「意」識と性別

 「ジェンダー」という言葉は、よく耳にはするけれど興味の湧かない分野で使われる言葉だったので、今日まで用語の意味を調べようと思ったことはなかった。性に関する問題を追究することに何か重要な意味があるとも思えなかったから、というのもある。
 だけど、用語の意味程度ならば調べればすぐにわかることなので、図書館で目的に適う本を偶然見つけたこともあって、借りて読んでみた。放送大学の教材用に作られたテキストで、『ジェンダー社会学』(江原由美子/山田昌弘著、放送大学出版会)というものだ。
 「セックス」という用語が、女性や男性の身体と強く結合したものであるのに対して、「ジェンダー」という用語は、女や男といった特定の性を意味するのではなく、性一般を指し示し、しかも、女や男の身体的特徴との結びつきよりも、「私」が自分をどのような性の持ち主として認識しているのか(自己意識)、社会は「私」の性についてどのように認識しているのか(社会の意識)、という意識との結びつきの強い用語ということになるようだ。
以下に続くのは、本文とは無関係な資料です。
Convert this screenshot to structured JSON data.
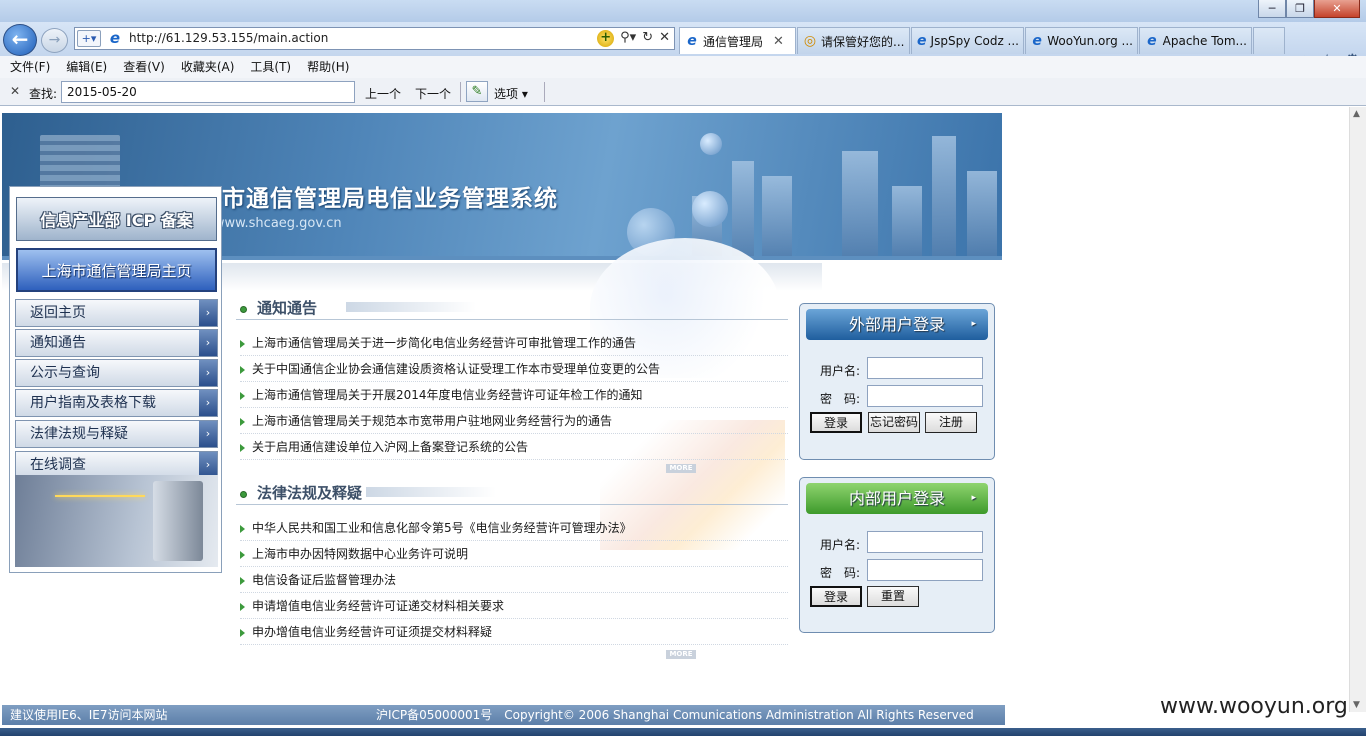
{
  "browser": {
    "address_url": "http://61.129.53.155/main.action",
    "tabs": [
      {
        "label": "通信管理局",
        "active": true
      },
      {
        "label": "请保管好您的...",
        "active": false
      },
      {
        "label": "JspSpy Codz ...",
        "active": false
      },
      {
        "label": "WooYun.org ...",
        "active": false
      },
      {
        "label": "Apache Tom...",
        "active": false
      }
    ],
    "tab_close": "✕",
    "menu": [
      "文件(F)",
      "编辑(E)",
      "查看(V)",
      "收藏夹(A)",
      "工具(T)",
      "帮助(H)"
    ],
    "find": {
      "label": "查找:",
      "value": "2015-05-20",
      "prev": "上一个",
      "next": "下一个",
      "options": "选项 ▾"
    },
    "window_buttons": {
      "min": "─",
      "max": "❐",
      "close": "✕"
    }
  },
  "banner": {
    "title": "上海市通信管理局电信业务管理系统",
    "url": "http://www.shcaeg.gov.cn"
  },
  "sidebar": {
    "icp_button": "信息产业部 ICP 备案",
    "home_button": "上海市通信管理局主页",
    "items": [
      "返回主页",
      "通知通告",
      "公示与查询",
      "用户指南及表格下载",
      "法律法规与释疑",
      "在线调查"
    ]
  },
  "notices": {
    "title": "通知通告",
    "items": [
      "上海市通信管理局关于进一步简化电信业务经营许可审批管理工作的通告",
      "关于中国通信企业协会通信建设质资格认证受理工作本市受理单位变更的公告",
      "上海市通信管理局关于开展2014年度电信业务经营许可证年检工作的通知",
      "上海市通信管理局关于规范本市宽带用户驻地网业务经营行为的通告",
      "关于启用通信建设单位入沪网上备案登记系统的公告"
    ],
    "more": "MORE"
  },
  "laws": {
    "title": "法律法规及释疑",
    "items": [
      "中华人民共和国工业和信息化部令第5号《电信业务经营许可管理办法》",
      "上海市申办因特网数据中心业务许可说明",
      "电信设备证后监督管理办法",
      "申请增值电信业务经营许可证递交材料相关要求",
      "申办增值电信业务经营许可证须提交材料释疑"
    ],
    "more": "MORE"
  },
  "external_login": {
    "title": "外部用户登录",
    "username_label": "用户名:",
    "password_label": "密　码:",
    "login": "登录",
    "forgot": "忘记密码",
    "register": "注册"
  },
  "internal_login": {
    "title": "内部用户登录",
    "username_label": "用户名:",
    "password_label": "密　码:",
    "login": "登录",
    "reset": "重置"
  },
  "footer": {
    "left": "建议使用IE6、IE7访问本网站",
    "right": "沪ICP备05000001号　Copyright© 2006 Shanghai Comunications Administration All Rights Reserved"
  },
  "watermark": "www.wooyun.org",
  "colors": {
    "banner": "#4f85b8",
    "green_bullet": "#3c9a3c",
    "footer": "#6b8cb4"
  }
}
 「セックス」という用語を使う限り、男か女かという二元論的な話しか出来ないのに対して、「ジェンダー」は、人間の身体的特徴からは切り離されているために、男や女以外の性(ゲイなど)についても扱うことができるという特徴をもっている。性的な意味での肉体は、二種類しかないけれど、人間は、その二種類しかないものに様々な意味を付着させる。したがって、肉体から派生する事象よりも社会によって派生する事象の方に関心を向ける人たちにとっては、使い勝手の良い用語ということになるだろう。
 以上、お勉強終わり。


 【今日の読書】
孤独のグルメ【新装版】』(久住昌之原作、谷口ジロー作画、扶桑社):入院したくなった。